The proposal, the president wrote, was something he was “recommending to Senate Republicans.”
Lankford on Sunday called Trump’s post “pretty straightforward,” saying: “Stop sending money just to insurance companies and hope it gets better. Give Americans freedom of choice. If we’re going to allow subsidies to get out there, get them to people, not to insurance companies.”
Democrats including Sen. Chris Murphy, D-Conn., blasted Trump’s posts, saying that he was proposing a plan to eliminate the health insurance system and give “people a few thousand dollars instead.”

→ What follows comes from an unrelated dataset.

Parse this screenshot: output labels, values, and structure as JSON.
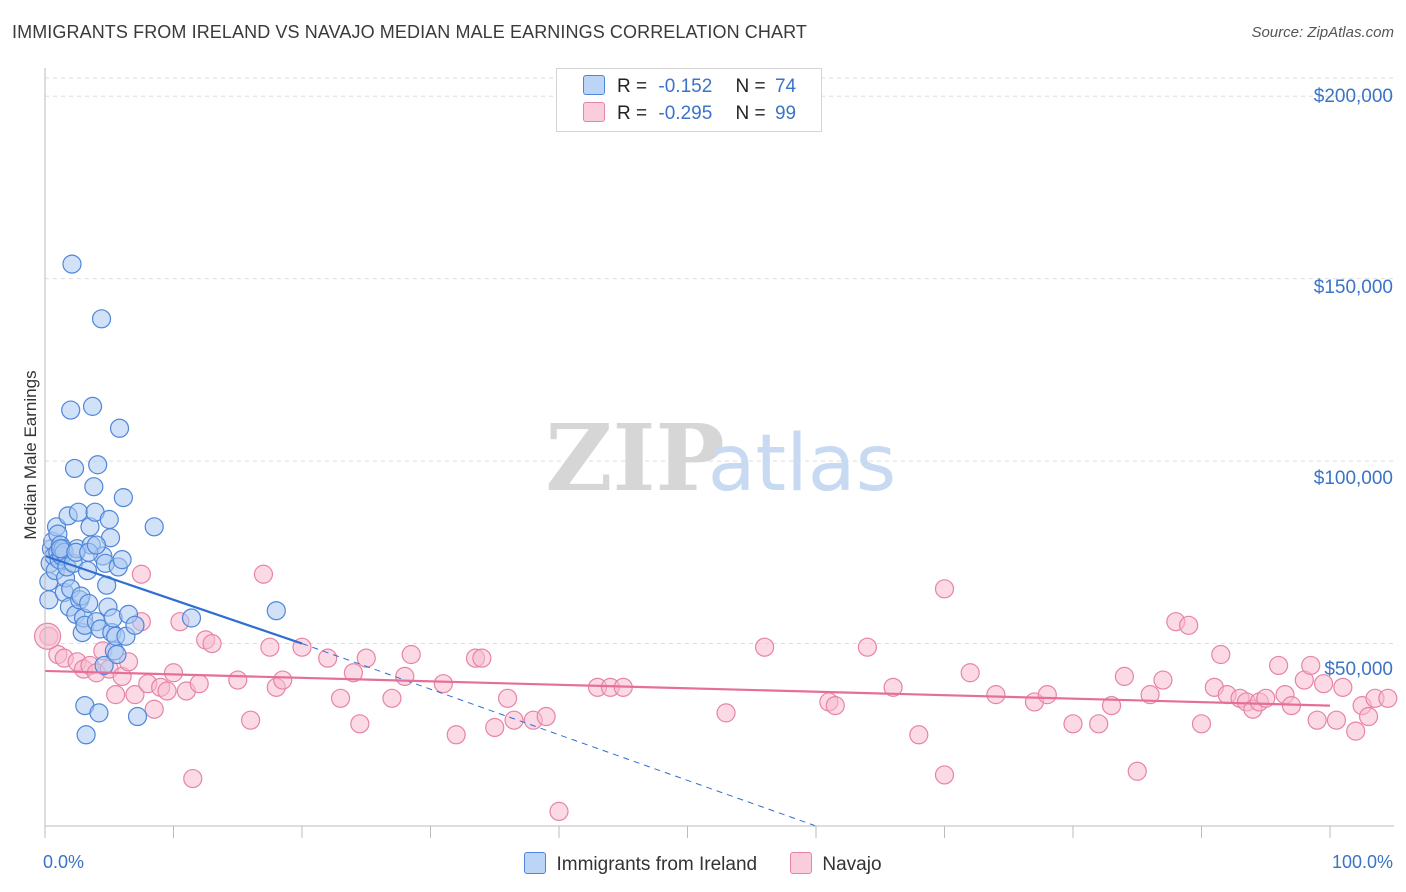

Lankford dismissed Murphy’s interpretation of Trump’s proposal, telling “Meet the Press,” “That’s not what the proposal is. And I’m sure Sen. Murphy knows that it makes for good politics, but that’s not what it really is, and he knows it.”
The Oklahoma senator added, “This is not about wiping out all insurance.”
Later Sunday, Trump once again blasted Democrats over the shutdown, writing in a post on Truth Social, “Democrats claim to be working for ‘the little guy,’ and driving down your Health Insurance, but the OBAMACARE SCAM goes STRAIGHT TO THEIR BEST FRIENDS IN THE INSURANCE INDUSTRY. THEY ARE MAKING A “KILLING,” while Health Coverage only gets WORSE.”
“If Democrats get their way again, they’re in for another HUGE Payday at the expense of the American People. NO DEAL!,” he added.
Still, Lankford was hopeful that the government would reopen by Thanksgiving.
“I do. And it absolutely needs to,” he said when asked if he thought the government shutdown would be over by the holiday. “It needs to be open today, if we can get it open.”
“On the health care issue, it’s been fascinating,” Lankford added, reiterating Trump’s and Senate Republicans’ position since the start of the shutdown.
“President Trump came out within the first week and said, ‘If you want to talk about health care, we’ll talk about health care as soon as the government is open.’ Vice President [JD] Vance came forward, ‘We’ll talk about health care as soon as the government’s open.’ We’re not going to negotiate while the government is shut down, which is the exact same position we’ve been in,” the Oklahoma senator said.